E tu perché sei andato via? 
«Non ho una definizione. Sono andato via per tante ragioni, perché quello che volevo fare, non potevo farlo restando fermo in un posto più di tanto tempo». Hai finito di esplorare il tema dell'andarsene? «In parte l'ho finito. Nel prossimo romanzo, anche se ci saranno personaggi che si sposteranno, in realtà non è il fulcro». Gli spatriati sono condannati a vagare o hanno speranza di trovare una condizione di felicità? «Questa domanda vale per tutti, non solo per gli spatriati. Ma sono certo che è possibile trovare un equilibrio in un posto, che non è solo fisico o geografico, ma una comunità, una famiglia, in un lavoro, dove si può essere vicini a quello che si vuole essere.
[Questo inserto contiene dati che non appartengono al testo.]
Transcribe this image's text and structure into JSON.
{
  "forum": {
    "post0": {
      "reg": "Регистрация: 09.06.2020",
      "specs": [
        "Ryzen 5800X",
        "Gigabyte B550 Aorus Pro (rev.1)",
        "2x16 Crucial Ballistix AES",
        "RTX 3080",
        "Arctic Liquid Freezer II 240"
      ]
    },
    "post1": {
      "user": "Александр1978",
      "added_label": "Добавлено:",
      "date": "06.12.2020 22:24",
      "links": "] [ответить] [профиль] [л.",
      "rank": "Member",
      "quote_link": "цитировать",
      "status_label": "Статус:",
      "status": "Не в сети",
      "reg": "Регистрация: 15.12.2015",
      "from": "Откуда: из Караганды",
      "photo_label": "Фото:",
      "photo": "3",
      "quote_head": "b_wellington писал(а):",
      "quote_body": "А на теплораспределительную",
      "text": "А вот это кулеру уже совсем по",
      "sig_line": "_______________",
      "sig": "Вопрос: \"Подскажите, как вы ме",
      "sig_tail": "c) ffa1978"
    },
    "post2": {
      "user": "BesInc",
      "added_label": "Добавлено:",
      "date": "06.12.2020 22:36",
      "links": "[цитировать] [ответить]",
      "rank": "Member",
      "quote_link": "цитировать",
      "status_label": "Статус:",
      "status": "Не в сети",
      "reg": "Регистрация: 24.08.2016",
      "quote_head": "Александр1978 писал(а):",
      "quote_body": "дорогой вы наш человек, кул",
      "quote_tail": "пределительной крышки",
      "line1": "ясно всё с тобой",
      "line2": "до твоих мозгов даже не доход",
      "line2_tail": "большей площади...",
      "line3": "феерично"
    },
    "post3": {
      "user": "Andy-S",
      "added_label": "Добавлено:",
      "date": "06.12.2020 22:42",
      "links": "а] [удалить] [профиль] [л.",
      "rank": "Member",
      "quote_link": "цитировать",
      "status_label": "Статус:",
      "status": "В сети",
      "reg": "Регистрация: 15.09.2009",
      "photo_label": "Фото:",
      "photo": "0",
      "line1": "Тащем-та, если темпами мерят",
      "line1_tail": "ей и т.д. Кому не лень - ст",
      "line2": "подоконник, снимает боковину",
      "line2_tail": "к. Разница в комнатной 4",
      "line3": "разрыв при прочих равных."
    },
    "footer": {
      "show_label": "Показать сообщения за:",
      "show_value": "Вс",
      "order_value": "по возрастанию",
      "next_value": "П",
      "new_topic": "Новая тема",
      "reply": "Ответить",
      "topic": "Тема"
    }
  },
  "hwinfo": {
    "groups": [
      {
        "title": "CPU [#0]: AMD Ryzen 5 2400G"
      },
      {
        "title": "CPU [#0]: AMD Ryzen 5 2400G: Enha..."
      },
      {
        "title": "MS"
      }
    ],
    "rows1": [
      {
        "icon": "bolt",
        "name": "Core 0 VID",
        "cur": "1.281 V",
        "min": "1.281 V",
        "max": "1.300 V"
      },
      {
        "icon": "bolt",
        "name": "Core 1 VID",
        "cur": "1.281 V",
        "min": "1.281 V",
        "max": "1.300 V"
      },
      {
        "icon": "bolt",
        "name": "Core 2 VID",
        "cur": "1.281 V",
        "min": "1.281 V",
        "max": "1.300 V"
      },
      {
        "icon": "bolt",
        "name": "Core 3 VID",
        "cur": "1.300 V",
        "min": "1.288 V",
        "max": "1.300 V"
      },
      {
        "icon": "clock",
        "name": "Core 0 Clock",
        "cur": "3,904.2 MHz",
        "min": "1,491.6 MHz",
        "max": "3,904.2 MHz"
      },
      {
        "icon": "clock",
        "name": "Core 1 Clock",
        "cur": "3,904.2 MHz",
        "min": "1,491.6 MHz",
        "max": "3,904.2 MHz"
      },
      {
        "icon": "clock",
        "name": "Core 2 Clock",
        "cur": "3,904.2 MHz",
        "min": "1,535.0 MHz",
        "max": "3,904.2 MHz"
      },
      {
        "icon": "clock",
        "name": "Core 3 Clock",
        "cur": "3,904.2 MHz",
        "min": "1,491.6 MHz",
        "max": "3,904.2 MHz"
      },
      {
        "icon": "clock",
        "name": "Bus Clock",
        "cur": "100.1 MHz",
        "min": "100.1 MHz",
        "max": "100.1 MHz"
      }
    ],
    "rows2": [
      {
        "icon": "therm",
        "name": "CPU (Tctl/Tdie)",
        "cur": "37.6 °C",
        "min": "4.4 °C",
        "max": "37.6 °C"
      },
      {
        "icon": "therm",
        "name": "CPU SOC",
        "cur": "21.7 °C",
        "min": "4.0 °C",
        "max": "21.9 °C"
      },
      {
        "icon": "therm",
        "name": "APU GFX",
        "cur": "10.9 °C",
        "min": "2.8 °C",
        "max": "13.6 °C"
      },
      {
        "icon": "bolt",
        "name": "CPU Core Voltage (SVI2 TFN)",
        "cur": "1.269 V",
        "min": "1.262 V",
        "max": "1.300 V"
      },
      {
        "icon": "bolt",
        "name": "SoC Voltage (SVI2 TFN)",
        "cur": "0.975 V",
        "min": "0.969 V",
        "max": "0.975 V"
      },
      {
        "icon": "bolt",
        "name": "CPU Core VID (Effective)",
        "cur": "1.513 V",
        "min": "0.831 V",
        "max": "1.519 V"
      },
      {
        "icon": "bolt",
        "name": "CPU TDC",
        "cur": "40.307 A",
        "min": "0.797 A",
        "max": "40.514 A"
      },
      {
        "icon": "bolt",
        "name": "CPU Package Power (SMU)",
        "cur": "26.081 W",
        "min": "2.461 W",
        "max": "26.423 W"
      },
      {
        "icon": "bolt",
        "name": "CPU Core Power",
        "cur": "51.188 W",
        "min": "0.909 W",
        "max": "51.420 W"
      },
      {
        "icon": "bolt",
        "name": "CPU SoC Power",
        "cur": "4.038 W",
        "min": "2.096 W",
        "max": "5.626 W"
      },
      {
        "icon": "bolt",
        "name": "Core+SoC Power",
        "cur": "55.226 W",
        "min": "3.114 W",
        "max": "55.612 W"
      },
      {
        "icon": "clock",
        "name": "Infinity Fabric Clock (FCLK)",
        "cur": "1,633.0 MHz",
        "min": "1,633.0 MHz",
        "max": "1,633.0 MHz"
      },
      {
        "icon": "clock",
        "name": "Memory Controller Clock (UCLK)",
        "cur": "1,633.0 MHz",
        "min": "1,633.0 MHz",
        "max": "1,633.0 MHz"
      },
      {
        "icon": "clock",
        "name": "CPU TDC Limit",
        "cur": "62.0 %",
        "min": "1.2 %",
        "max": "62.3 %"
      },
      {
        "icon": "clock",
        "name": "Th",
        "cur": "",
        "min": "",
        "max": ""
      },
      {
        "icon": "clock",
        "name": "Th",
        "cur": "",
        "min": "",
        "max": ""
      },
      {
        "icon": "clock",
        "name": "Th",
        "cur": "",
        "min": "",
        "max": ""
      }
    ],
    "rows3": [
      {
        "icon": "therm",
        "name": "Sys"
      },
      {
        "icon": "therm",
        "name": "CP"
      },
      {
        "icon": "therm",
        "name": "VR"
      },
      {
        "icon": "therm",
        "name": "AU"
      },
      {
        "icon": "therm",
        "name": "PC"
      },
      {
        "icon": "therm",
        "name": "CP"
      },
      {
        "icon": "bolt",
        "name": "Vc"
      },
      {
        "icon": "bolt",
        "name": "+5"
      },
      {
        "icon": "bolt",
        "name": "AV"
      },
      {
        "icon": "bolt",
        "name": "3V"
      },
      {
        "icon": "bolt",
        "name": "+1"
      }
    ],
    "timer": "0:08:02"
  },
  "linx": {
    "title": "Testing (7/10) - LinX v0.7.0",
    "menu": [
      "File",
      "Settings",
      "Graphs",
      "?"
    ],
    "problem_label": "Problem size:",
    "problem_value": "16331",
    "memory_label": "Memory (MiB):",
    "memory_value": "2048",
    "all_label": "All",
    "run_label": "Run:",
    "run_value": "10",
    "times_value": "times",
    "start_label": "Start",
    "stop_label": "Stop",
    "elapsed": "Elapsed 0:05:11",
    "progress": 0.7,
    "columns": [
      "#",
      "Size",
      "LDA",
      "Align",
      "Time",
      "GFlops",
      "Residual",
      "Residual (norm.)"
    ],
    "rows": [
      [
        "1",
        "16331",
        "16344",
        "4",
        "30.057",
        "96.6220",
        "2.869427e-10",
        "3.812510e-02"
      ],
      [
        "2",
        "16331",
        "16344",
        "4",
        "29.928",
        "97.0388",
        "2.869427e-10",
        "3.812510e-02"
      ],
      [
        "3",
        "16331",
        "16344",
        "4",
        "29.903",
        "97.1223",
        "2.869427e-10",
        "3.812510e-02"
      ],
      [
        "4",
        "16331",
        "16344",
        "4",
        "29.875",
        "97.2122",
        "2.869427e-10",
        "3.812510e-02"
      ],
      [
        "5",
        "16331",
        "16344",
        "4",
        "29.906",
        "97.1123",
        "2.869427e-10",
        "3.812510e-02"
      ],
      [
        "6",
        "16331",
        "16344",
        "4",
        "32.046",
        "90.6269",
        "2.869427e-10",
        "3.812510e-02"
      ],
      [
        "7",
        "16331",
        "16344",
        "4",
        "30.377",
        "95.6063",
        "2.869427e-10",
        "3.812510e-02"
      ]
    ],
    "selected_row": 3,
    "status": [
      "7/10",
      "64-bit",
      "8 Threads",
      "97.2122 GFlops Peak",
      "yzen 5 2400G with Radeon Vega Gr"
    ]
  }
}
Ieri, durante la premiazione, ho ricordato che non si riesce ad essere se stessi anche per la pressione sociale, come succede a Francesco nella prima parte del libro». 

Chi ha visto la premiazione o le sue foto non ha potuto non notare alcuni accessori del tuo look. Volenti lanciare un messaggio?
«Nella serata del Premio Strega gli scrittori parlano pochissimo, solo quel minuto e mezzo in televisione, nell'intervista finale. Ma è il coronamento dei mesi in cui si è stati a portare il libro in giro, con altri scrittori, e ho giocato. Ho giocato a vestirmi come si sarebbero vestiti i protagonisti di "Spatriati", richiamando il libro. Ero truccato come lo sarebbe stato Francesco nella famosa sera della seconda parte del libro, e la camicia che richiamava un po' le stole da giovane catecumeno che partecipa alla processione. E poi le scarpe e la mascherina arcobaleno che usciva dalla giacca che voleva essere un riferimento alla comunità LGBTQ+ alla quale mi sento partecipe, per tante ragioni». 

Alla fine, hai ringraziato Mariateresa Di Lascia e Alessandro Leogrande, scrittori pugliesi. 
«L'ho dedicato agli scrittori pugliesi con cui sono cresciuto, rompendo il cerimoniale che vuole che lo scrittore stappi la bottiglia e poi la beva. Ho deciso di farlo in Puglia, vedremo dove».